By the time the waitress came with their steaks, Robin had finished all the bread in the basket, and the water and ice in both glasses. She’d been to the salad bar twice, once illegally. She seemed to be eating with the same manic appetite that was driving Linda to talk.

“Here we go,” the waitress said. “Green flag’s for medium, blue one’s well-done. Sour cream for the potatoes, and ketchup if you need it. Enjoy your dinner, ladies.”

“Everything looks lovely,” Linda told her. “Thank you very much.” She pulled the green paper flag from
her steak and picked up her knife and fork. Then she put them down again. “Before we left New Jersey,” she said, “I did a little research. I went to the library and looked California up in the encyclopedia. And there were some books and magazine articles, too. Do you know what I found out?”

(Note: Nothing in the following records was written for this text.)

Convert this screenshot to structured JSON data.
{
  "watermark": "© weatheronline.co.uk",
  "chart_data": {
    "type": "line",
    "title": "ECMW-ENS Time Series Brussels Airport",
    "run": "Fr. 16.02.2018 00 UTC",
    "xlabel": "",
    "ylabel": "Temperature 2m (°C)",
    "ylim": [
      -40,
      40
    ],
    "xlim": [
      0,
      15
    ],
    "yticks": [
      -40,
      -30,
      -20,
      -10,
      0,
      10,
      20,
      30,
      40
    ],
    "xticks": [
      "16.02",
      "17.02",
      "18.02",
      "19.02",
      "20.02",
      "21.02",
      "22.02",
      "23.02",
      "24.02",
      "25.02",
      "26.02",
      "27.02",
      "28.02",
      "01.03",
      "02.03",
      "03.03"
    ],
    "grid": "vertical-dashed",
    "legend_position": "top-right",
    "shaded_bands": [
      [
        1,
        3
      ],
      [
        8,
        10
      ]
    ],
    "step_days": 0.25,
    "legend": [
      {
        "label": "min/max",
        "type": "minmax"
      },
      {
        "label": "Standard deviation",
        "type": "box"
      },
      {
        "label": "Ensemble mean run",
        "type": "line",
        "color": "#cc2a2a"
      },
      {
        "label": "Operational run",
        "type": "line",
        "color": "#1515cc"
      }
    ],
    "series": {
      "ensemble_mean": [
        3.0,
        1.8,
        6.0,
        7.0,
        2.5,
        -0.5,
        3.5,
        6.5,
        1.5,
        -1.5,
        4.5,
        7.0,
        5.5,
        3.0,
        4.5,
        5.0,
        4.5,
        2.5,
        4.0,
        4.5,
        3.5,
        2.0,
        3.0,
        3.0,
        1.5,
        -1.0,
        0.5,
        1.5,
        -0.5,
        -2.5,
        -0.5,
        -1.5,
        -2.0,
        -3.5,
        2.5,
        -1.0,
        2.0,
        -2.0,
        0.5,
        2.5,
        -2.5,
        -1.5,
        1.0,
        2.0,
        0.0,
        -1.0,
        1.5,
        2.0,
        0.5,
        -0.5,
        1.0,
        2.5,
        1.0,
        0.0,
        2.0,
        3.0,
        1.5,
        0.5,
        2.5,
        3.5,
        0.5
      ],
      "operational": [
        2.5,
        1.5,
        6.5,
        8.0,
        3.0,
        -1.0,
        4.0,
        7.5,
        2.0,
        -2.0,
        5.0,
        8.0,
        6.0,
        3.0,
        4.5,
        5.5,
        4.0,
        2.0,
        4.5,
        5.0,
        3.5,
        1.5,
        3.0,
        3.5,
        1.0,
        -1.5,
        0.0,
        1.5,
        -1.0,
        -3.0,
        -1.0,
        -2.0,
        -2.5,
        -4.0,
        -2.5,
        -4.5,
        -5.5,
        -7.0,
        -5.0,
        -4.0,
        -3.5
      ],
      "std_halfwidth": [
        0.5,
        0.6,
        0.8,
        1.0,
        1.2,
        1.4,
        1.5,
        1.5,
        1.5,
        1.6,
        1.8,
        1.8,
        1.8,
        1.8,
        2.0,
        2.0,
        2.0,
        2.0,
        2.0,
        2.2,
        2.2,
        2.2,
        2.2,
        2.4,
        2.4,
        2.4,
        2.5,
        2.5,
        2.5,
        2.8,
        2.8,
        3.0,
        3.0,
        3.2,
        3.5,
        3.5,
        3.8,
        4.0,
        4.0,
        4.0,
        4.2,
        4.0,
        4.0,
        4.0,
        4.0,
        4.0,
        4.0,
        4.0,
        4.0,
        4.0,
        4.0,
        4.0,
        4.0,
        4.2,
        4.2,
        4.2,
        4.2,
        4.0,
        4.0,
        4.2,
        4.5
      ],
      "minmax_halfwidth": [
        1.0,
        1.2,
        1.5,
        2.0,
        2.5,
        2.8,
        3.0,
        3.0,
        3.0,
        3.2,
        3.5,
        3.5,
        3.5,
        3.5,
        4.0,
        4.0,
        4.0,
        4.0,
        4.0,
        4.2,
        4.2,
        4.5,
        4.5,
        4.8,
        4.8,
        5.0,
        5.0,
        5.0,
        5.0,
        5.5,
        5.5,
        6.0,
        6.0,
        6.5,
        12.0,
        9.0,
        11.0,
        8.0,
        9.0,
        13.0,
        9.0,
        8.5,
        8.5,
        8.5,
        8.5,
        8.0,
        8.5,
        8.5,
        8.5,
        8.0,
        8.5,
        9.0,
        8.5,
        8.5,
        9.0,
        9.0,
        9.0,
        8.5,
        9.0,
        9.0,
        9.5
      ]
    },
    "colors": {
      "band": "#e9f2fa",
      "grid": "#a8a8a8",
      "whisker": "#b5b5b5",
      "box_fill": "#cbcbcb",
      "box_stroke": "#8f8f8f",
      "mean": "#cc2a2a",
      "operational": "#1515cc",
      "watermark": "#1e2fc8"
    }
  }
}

Robin was putting both butter and sour cream on her baked potato. Her steak was covered with ketchup. She had washed her hands before dinner, but Linda saw that she still wore little wristlets of dirt. In the candlelight, she could have been twelve or thirty-seven.

“Well, for one thing,” Linda said, “there are more cars per capita in Los Angeles than in any other large American city. And the supermarkets are open twenty-four hours a day. If you feel like having a snack in the middle of the night, you just go out and get it. And they have drive-in churches! There was a picture in one of the magazines. They put these little speakers in your car, the way they do at a drive-in movie, and you can listen to the sermon without getting out. And Disneyland! It’s the most popular tourist attraction in the whole country!”